« Au fil des livraisons

Ubu : théâtre(s) du réel

Vingt cinq ans déjà qu’UBU s’intéresse aux « scènes d’Europe », son sous-titre rappelons-le. Dans ce numéro 66/67, l’intérêt se porte plus particulièrement sur la représentation du réel : « Montre-moi ton réel », tel est l’intitulé du dossier. La question des rapports entre réel et théâtre n’est évidemment pas neuve, loin de là, mais c’est une question qui, toujours, mérite d’être reprise à nouveaux frais.
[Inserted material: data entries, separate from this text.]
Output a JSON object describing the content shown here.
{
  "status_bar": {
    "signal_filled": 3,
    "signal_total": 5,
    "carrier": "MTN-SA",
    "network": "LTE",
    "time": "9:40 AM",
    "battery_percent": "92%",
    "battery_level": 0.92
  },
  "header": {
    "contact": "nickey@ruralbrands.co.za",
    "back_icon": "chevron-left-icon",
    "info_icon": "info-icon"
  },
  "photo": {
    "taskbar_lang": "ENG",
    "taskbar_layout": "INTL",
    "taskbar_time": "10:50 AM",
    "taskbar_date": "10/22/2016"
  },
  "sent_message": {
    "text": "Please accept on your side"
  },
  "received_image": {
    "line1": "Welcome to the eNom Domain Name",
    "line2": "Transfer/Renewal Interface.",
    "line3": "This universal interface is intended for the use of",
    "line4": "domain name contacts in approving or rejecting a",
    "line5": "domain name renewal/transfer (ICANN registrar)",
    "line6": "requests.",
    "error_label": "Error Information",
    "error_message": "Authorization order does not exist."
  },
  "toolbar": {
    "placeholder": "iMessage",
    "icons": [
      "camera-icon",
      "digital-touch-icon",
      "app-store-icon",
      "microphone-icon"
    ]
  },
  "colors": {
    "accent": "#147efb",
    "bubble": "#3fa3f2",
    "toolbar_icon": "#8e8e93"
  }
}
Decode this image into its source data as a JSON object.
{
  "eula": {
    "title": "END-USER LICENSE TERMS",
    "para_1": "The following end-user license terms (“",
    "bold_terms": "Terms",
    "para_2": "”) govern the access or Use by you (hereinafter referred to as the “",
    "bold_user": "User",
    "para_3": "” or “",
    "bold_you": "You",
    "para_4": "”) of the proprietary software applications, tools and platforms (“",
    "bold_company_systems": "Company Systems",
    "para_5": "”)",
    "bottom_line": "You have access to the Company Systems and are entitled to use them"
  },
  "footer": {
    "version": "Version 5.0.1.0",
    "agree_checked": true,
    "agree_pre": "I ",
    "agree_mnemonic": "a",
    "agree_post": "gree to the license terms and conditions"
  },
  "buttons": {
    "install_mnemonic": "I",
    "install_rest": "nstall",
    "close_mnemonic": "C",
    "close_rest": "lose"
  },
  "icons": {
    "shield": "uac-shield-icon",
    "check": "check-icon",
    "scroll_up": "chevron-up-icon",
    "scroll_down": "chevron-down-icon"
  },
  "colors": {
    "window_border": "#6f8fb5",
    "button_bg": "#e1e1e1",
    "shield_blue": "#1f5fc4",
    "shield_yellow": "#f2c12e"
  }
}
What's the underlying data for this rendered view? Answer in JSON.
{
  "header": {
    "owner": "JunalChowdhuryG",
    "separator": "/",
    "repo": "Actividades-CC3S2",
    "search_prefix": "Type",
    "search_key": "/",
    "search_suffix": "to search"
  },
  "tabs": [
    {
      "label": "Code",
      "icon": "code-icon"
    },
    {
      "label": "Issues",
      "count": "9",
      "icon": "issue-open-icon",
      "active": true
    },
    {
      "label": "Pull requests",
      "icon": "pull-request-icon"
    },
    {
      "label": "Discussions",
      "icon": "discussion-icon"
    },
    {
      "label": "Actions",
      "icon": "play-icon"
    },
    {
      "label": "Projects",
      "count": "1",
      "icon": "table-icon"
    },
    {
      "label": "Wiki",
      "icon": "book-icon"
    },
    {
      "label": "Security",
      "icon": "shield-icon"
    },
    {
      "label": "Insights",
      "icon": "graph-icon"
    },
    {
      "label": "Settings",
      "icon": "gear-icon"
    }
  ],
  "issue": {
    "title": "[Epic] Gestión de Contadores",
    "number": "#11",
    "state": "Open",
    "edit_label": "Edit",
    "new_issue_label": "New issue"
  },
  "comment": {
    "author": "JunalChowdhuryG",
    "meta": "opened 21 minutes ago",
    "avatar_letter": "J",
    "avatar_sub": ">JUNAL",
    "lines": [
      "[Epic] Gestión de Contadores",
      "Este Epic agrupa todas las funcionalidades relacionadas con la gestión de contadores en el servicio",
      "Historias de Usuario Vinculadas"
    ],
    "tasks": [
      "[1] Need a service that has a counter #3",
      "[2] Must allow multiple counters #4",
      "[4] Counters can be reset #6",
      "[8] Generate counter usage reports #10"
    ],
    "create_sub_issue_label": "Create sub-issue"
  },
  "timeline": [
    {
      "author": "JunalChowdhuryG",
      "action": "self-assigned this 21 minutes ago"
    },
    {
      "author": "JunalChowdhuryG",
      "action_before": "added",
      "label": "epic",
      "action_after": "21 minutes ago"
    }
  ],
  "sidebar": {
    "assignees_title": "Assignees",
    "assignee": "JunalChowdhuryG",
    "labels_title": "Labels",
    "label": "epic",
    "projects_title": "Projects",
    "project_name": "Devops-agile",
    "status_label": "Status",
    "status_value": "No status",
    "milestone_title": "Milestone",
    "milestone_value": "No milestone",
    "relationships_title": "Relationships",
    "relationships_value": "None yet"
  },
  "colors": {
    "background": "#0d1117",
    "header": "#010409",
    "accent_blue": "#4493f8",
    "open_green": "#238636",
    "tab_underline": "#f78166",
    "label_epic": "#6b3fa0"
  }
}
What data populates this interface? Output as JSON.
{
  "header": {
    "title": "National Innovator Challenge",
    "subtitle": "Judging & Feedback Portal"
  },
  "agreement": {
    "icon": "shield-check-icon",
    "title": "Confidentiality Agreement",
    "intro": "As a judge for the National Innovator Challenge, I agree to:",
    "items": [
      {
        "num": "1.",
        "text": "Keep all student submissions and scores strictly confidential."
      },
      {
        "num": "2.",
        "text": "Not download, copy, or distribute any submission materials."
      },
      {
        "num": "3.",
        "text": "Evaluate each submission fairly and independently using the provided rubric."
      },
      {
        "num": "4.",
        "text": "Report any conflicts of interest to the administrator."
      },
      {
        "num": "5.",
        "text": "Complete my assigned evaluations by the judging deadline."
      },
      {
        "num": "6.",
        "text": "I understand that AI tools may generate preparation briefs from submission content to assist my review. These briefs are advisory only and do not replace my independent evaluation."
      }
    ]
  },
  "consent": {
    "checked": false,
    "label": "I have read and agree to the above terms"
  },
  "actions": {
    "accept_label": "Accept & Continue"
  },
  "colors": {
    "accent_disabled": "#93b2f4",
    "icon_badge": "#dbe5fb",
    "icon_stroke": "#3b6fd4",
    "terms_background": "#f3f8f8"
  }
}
D’ailleurs, si on voulait chipoter ou finasser, on pourrait commencer par interroger l’équivalence réel/réalité sur laquelle fait fonds la problématique de ce numéro… En admettant par commodité que les deux notions se valent, cette nouvelle livraison se penche donc sur ce que Odile Quirot appelle la « fièvre du réel » (Joëlle Gayot va même plus loin, parlant de la « proportion croissante du réel (qui) est telle qu’elle menace toute possibilité de fiction » dans le théâtre contemporain). De quoi ce retour massif du réel sur les planches est-il le signe ? Dans quelle mesure la notion d’engagement artistique est-elle, sous son influence, revisitée, réorientée, revitalisée ? Au contact de ce réel passé au théâtre (comme on dirait ‘passé à l’acte’), comment la critique peut-elle se positionner ? Et le public, quel devient son rôle, sa place, sa partition ? Mais encore, au-delà, qu’en est-il des dimensions politiques et des implications sociales de cette vogue d’une (sur)représentation du réel qui ne soit pas simplement pure théâtre documentaire ? Nombreuses, on le voit, sont les questions qui traversent ce dossier et plusieurs entretiens – la forme principalement retenue ici –  apportent des éléments de réponse : interviennent Pauline Bureau, Judith Davis, Michel Deutsch, Milo Rau, Emmanuel Meirieu, Alain Platel et d’autres encore.

La question de la forme théâtrale la plus adaptée pour aller au fond de telle ou telle réalité  -la violence sociale, la marginalité, la guerre… – est évidemment au cœur de ces divers échanges. Une mise en forme du réel qui nous ramène toujours, d’une façon ou d’une autre, à cette idée de l’authenticité et/ou de l’esthétique des projets portés par les uns et par les autres en fonction des sujets qui les touchent. Où se loge l’enjeu de la théâtralisation du réel ? Quelques propos cochés en lisant : « On essaie toujours de mélanger l’existence des acteurs comme artistes jouant un rôle et leur existence réelle parlant de leurs expériences, ce qu’ils font, ce qu’ils vivent, éprouvent, les gens qu’ils rencontrent. C’est ce mélange qui est fort » (Milo Rau) ; «  À partir du moment où je porte un sujet au théâtre, il faut que je trouve ce qui fait théâtre là-dedans, que ce ne soit pas simplement des récits de vie » (Pauline Bureau) ; «  Qu’est-ce qui est vrai, qu’est-ce qui n’est pas vrai dans le vrai, quand on fait récit, c’est très passionnant » (David Geselson) ; « Ce n’est jamais parler de la réalité pour parler de la réalité. Le pari c’est de partir du réel dans ce qu’il a de problématique » (Judith Davis)… Ce dialogue entre création et réalité trouve aussi un écho hors dossier, dans les propos de Maria Efstathiadi, auteure de théâtre notamment, d’origine grecque ; quand l’intéressée s’élève contre le « néonaturalisme florissant masquant le fait que l’objet de la littérature n’est pas la réalité mais ce que le réel nous fait, les aventures de notre âme ».